Moreover, the study found that not only does harsh verbal discipline appear to be ineffective at addressing behaviour problems in youths, it actually appears to increase unwanted behaviours.

Parents' hostility increases the risk of delinquency by lowering inhibition and fostering anger, irritability, and belligerence in adolescents, the researchers found.

The effect went the other way, too. Children who had conduct problems at 13 elicited more harsh verbal discipline from their parents between ages 13 and 14.

The study looked at 967 two-parent families and their children. About half were European American; 40 percent were African American and the rest were of other ethnic backgrounds.

Most of the families were middle class. Students and parents completed surveys over a two-year period on topics related to their mental health, child-rearing practices, the quality of the parent-child relationship, and general demographics.

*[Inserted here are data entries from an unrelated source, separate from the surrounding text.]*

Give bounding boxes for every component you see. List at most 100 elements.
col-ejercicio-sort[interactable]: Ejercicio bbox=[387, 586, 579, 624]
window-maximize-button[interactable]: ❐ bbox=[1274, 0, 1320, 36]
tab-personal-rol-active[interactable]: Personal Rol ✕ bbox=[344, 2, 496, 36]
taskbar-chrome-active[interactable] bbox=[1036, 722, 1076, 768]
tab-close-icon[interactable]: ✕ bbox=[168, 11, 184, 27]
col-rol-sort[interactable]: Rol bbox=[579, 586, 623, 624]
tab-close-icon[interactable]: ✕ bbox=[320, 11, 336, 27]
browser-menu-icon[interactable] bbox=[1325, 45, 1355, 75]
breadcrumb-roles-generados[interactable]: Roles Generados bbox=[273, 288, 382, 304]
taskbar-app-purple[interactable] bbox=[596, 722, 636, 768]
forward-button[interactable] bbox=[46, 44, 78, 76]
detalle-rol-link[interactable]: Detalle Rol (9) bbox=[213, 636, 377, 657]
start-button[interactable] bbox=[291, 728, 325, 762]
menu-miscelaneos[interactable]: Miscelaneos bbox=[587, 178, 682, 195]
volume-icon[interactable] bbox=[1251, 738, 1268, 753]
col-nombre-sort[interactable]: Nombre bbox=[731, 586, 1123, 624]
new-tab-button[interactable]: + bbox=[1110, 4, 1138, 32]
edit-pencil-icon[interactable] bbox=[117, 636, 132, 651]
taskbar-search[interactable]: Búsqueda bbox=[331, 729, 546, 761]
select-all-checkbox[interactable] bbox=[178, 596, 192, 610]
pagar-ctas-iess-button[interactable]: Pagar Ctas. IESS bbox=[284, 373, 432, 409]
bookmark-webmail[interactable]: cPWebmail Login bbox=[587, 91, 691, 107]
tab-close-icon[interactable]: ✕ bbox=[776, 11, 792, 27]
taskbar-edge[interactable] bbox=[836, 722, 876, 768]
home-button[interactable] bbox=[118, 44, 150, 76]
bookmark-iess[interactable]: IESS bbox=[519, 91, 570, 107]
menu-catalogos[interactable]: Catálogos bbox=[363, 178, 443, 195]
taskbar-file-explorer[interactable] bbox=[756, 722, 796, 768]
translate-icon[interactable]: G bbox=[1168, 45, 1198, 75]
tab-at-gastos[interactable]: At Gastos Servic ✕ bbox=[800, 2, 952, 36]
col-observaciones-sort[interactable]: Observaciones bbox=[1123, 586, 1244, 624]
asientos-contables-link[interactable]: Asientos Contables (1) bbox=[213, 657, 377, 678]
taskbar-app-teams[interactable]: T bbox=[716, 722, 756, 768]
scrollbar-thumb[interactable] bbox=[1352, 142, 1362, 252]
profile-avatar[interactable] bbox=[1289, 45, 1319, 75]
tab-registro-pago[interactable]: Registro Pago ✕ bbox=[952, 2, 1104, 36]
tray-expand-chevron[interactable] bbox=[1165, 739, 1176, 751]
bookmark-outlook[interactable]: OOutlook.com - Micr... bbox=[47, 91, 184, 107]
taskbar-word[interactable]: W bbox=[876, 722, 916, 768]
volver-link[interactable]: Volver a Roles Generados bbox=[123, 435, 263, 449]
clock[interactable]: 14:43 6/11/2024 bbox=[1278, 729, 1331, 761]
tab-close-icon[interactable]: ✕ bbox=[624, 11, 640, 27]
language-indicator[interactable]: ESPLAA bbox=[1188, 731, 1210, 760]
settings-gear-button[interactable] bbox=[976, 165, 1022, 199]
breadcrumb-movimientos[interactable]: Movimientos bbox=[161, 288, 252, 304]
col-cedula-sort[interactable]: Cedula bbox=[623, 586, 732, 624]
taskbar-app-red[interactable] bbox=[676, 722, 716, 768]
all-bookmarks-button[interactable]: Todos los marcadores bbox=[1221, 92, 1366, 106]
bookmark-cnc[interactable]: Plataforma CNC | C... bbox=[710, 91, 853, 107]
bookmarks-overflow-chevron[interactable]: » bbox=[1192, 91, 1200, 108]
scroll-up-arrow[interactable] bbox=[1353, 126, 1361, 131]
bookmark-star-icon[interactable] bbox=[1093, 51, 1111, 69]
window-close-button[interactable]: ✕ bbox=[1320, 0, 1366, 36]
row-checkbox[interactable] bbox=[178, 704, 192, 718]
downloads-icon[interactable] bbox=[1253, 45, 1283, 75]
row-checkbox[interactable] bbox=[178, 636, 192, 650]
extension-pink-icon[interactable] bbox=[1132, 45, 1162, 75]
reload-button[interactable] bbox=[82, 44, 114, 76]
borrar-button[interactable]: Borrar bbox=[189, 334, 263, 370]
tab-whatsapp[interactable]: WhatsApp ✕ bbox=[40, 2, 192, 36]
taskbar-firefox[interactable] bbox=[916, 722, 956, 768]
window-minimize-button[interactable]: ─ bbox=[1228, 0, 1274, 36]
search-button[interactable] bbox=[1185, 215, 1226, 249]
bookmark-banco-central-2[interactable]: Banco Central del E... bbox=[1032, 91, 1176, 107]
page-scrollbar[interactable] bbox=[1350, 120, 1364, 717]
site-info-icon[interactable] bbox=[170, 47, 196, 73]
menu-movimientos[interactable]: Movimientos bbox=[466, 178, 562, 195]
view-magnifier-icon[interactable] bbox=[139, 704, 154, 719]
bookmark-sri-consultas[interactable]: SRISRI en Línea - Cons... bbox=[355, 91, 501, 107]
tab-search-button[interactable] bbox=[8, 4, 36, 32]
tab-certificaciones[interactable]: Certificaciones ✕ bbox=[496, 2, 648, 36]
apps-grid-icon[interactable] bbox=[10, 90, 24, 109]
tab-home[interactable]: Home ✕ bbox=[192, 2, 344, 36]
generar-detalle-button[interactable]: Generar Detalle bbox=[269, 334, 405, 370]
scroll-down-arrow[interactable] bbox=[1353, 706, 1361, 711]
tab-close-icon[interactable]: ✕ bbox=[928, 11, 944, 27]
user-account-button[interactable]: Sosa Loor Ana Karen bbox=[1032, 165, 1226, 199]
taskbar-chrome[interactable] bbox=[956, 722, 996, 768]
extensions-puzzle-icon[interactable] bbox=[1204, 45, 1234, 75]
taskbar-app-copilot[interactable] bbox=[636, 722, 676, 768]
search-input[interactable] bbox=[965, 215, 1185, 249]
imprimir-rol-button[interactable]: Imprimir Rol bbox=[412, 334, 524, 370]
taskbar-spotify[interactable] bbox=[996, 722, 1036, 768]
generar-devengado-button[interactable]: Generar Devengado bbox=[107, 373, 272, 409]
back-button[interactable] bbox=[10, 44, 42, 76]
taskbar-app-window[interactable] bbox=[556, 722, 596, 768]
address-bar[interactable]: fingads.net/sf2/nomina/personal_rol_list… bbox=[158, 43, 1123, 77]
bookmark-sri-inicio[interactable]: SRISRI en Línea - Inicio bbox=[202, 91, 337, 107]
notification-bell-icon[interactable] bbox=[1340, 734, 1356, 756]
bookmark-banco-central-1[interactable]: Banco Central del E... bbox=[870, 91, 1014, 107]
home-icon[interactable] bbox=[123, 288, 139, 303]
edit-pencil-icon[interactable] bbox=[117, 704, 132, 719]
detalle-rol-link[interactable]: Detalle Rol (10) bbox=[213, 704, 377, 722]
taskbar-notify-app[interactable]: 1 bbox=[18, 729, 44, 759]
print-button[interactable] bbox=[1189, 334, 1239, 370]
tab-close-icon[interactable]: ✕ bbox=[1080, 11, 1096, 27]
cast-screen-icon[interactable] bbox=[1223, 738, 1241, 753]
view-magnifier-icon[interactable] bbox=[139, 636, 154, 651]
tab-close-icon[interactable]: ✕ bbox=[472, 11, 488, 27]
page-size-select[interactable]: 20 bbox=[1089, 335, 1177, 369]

Adolescents' conduct problems were assessed at ages 13 and 14 by survey questions like;

"In the past year, how often have you:
  1. been disobedient in school, 
  2. lied to your parents,
  3. stolen from a store, 
  4. been involved in a gang fight, and 
  5. damaged public or private property for fun?" 
The response format ranged from 1 (never) to 5 (10 or more times).

Parents' behaviours indicating harsh verbal discipline were measured by questions like;

"In the past year, after your child has disobeyed you or done something wrong, how often have you:
  • shouted, yelled, or screamed at the child, 
  • swore or cursed at the child, and 
  • called the child dumb or lazy or some other name like that?" 
Items were rated on a 5-point scale, ranging from 1 (never) to 5 (always).

"This is one of the first studies to indicate that parents' harsh verbal discipline is damaging to the developing adolescent," says Ming-Te Wang, assistant professor of psychology in education at the University of Pittsburgh, who led the study.

"The notion that harsh discipline is without consequence, once there is a strong parent-child bond—that the adolescent will understand that 'they're doing this because they love me'—is misguided because parents' warmth didn't lessen the effects of harsh verbal discipline.

"Indeed, harsh verbal discipline appears to be detrimental in all circumstances," Wang concludes.

Wang suggests that parents who want to modify their teenage children's unwanted behaviour would do better by discussing with them their concerns about the consequences of the behaviour.

The study's findings can inform parenting programs so that parents can learn alternatives to shouting and insulting their teens.